This work addresses the high latency inherent in traditional large language model (LLM)-based code generation, which follows a serial paradigm where generation and execution block each other. The paper formalizes, for the first time, a parallel mechanism between code generation and execution, introducing a three-stage pipeline architecture that concurrently handles code generation, executable fragment detection, and execution. Key innovations include AST-based chunking, dynamic batching, gated execution, and early error interruption. Theoretical analysis establishes an upper bound on latency speedup, and extensive experiments across four benchmarks, seven LLMs, and three execution environments demonstrate up to a 99.9% reduction in non-overlapping execution latency and up to a 55% decrease in end-to-end latency.

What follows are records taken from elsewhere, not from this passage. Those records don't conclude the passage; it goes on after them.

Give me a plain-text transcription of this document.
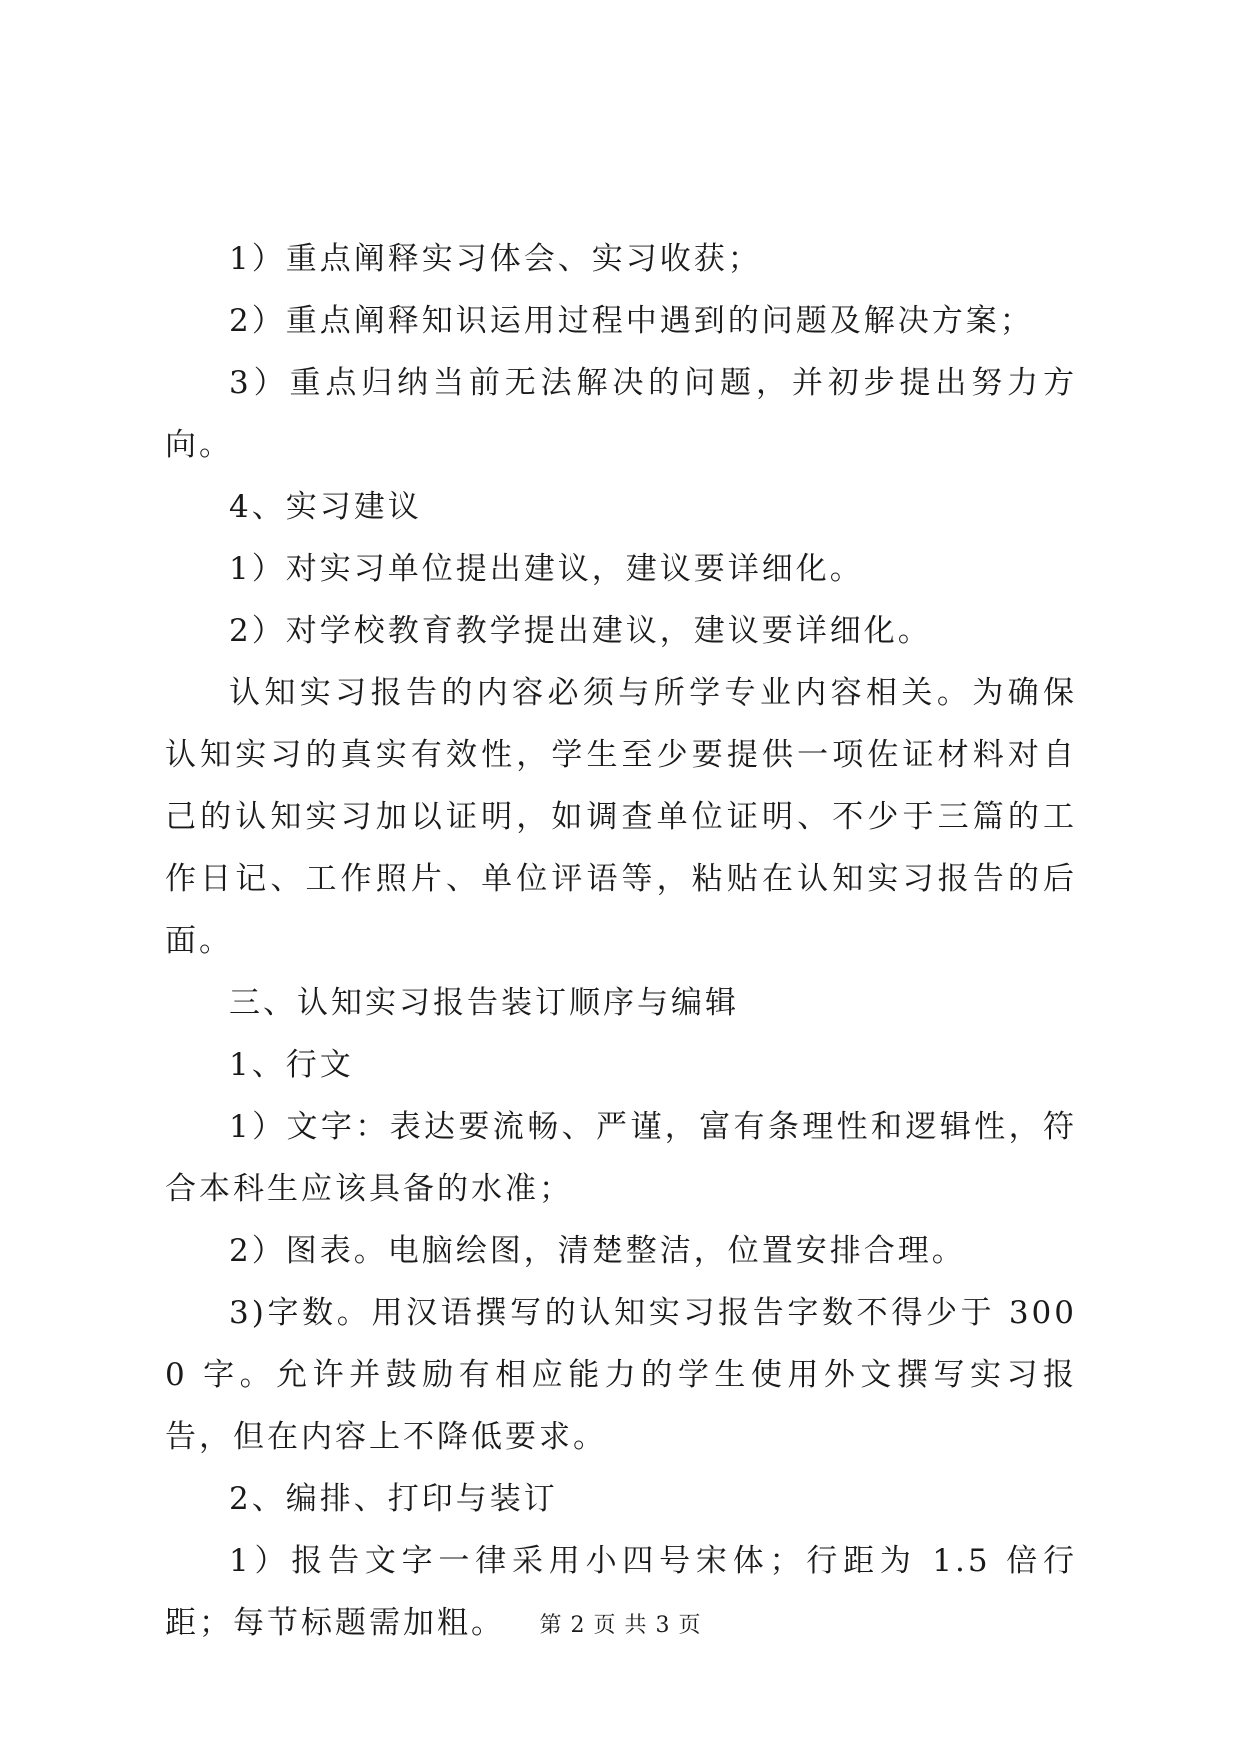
1）重点阐释实习体会、实习收获；

2）重点阐释知识运用过程中遇到的问题及解决方案；

3）重点归纳当前无法解决的问题，并初步提出努力方向。

4、实习建议

1）对实习单位提出建议，建议要详细化。

2）对学校教育教学提出建议，建议要详细化。

认知实习报告的内容必须与所学专业内容相关。为确保认知实习的真实有效性，学生至少要提供一项佐证材料对自己的认知实习加以证明，如调查单位证明、不少于三篇的工作日记、工作照片、单位评语等，粘贴在认知实习报告的后面。

三、认知实习报告装订顺序与编辑

1、行文

1）文字：表达要流畅、严谨，富有条理性和逻辑性，符合本科生应该具备的水准；

2）图表。电脑绘图，清楚整洁，位置安排合理。

3)字数。用汉语撰写的认知实习报告字数不得少于 3000 字。允许并鼓励有相应能力的学生使用外文撰写实习报告，但在内容上不降低要求。

2、编排、打印与装订

1）报告文字一律采用小四号宋体；行距为 1.5 倍行距；每节标题需加粗。	第 2 页 共 3 页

Current LLM-based coding agents follow a serial execution paradigm: the model first generates the complete code, then invokes an interpreter to execute it. This sequential workflow leaves the executor idle during generation and the generator idle during execution, resulting in unnecessary end-to-end latency. We observe that, unlike human developers, LLMs produce code tokens sequentially without revision, making it possible to execute code as it is being generated. We formalize this parallel execution paradigm, modeling it as a three-stage pipeline of generation, detection, and execution, and derive closed-form latency bounds that characterize its speedup potential and operating regimes. We then present Eager, a concrete implementation featuring AST-based chunking, dynamic batching with gated execution, and early error interruption. We evaluate Eager across four benchmarks, seven LLMs, and three execution environments. Results show that Eager reduces the non-overlapped execution latency by up to 99.9% and the end-to-end latency by up to 55% across seven LLMs and four benchmarks.